Agentic Privacy Control Center: Generalized Privacy/Data Settings Scraping & Automation

Overview

This repository builds an end-to-end pipeline that captures privacy/data settings from web platforms, normalizes them into a settings database, and drives an agentic UI that can change settings on a user's behalf. It solves the "every platform has a different UI" problem by combining Playwright automation with Gemini planning/verification and a reusable authenticated profile cache.

Script Overview

Authenticated profile cache capture via gemini-team/save_state.py.
Screenshot extraction and classification pipeline that produces database/data/extracted_settings_with_urls_and_layers_classified.json used by the app and dashboard.
Chainlit app privacyagentapp/agenticapp.py that loads the settings DB and safely attempts setting changes with a planner -> executor -> verifier loop.

Getting Started

Prerequisites

Python 3.11 (conda recommended)
Playwright browsers installed
macOS or Windows with Accessibility/Screen Recording permissions (for UI automation)
Gemini API key from AI Studio API keys

API Credentials and Environment

Core variable (can be set either in environment before running Chainlit or in-app as prompted):

GEMINI_API_KEY

macOS/Linux:

# Optional for Chainlit app (otherwise will be prompted for it in-app)
export GEMINI_API_KEY="your_api_key_here" 

# For save_state.py
export START_URL="https://example.com/path/to/settings"
export PLATFORM_NAME="example"

Windows PowerShell:

$env:GEMINI_API_KEY="your_api_key_here"
$env:START_URL="https://example.com/path/to/settings"
$env:PLATFORM_NAME="example"

Install Dependencies

conda env create -f gemini-team/environment.yml
conda activate agentic-ui
playwright install

Profile Cache and save_state.py

What the profile cache is

The profile cache is a Playwright storage state file (cookies, localStorage, sessionStorage) saved per hostname.
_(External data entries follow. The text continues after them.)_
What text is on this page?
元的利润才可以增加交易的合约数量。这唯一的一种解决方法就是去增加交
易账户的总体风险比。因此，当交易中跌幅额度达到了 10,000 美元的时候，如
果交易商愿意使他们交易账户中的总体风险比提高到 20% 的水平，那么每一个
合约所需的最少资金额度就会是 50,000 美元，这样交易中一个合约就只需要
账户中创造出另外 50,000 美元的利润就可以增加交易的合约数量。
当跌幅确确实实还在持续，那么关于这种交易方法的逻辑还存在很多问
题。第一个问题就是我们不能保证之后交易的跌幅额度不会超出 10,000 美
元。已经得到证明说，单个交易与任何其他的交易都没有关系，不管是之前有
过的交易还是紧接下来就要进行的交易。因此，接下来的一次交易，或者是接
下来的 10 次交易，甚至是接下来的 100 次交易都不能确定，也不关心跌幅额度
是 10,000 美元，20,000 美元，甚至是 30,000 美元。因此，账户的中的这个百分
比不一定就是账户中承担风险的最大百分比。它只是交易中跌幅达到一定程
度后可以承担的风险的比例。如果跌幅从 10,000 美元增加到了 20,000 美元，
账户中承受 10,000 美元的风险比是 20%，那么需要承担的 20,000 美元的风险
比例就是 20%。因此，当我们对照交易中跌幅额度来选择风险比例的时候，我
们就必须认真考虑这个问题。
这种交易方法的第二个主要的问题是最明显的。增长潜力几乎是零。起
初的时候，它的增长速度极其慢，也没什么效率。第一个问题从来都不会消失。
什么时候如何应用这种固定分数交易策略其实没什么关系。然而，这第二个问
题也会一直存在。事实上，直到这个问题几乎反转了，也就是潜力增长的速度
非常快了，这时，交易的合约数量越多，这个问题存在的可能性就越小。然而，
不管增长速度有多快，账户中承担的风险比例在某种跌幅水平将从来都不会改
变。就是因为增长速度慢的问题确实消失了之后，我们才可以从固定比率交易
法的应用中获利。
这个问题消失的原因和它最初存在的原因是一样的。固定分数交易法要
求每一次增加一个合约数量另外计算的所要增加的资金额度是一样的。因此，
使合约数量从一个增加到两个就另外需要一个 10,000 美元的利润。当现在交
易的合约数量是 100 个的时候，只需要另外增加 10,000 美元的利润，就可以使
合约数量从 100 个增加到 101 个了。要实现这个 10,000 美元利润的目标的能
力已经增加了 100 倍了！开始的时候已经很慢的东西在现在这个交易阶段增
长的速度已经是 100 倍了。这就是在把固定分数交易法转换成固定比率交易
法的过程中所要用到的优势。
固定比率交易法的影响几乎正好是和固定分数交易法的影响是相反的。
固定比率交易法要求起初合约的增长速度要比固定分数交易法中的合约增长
It lets the crawler and agent reuse authenticated sessions without repeated logins.

Location:

gemini-team/profiles/storage/<hostname>.json

How save_state.py works

gemini-team/save_state.py launches a visible Chromium window, navigates to the URL you provide, and waits for you to log in. When you press Enter in the terminal, it saves the browser context storage state to the cache path above.

Generate a profile cache

python gemini-team/save_state.py "https://www.linkedin.com/mypreferences/d/categories/account"

Load and use a profile cache

agenticapp.py derives the hostname from the target URL and load the matching cache file.

Example: run the agent (must have a cache and have run the scraping/categorization for the target host)

# Optional export, can be done in the terminal or in-app as prompted
export GEMINI_API_KEY="your_api_key_here"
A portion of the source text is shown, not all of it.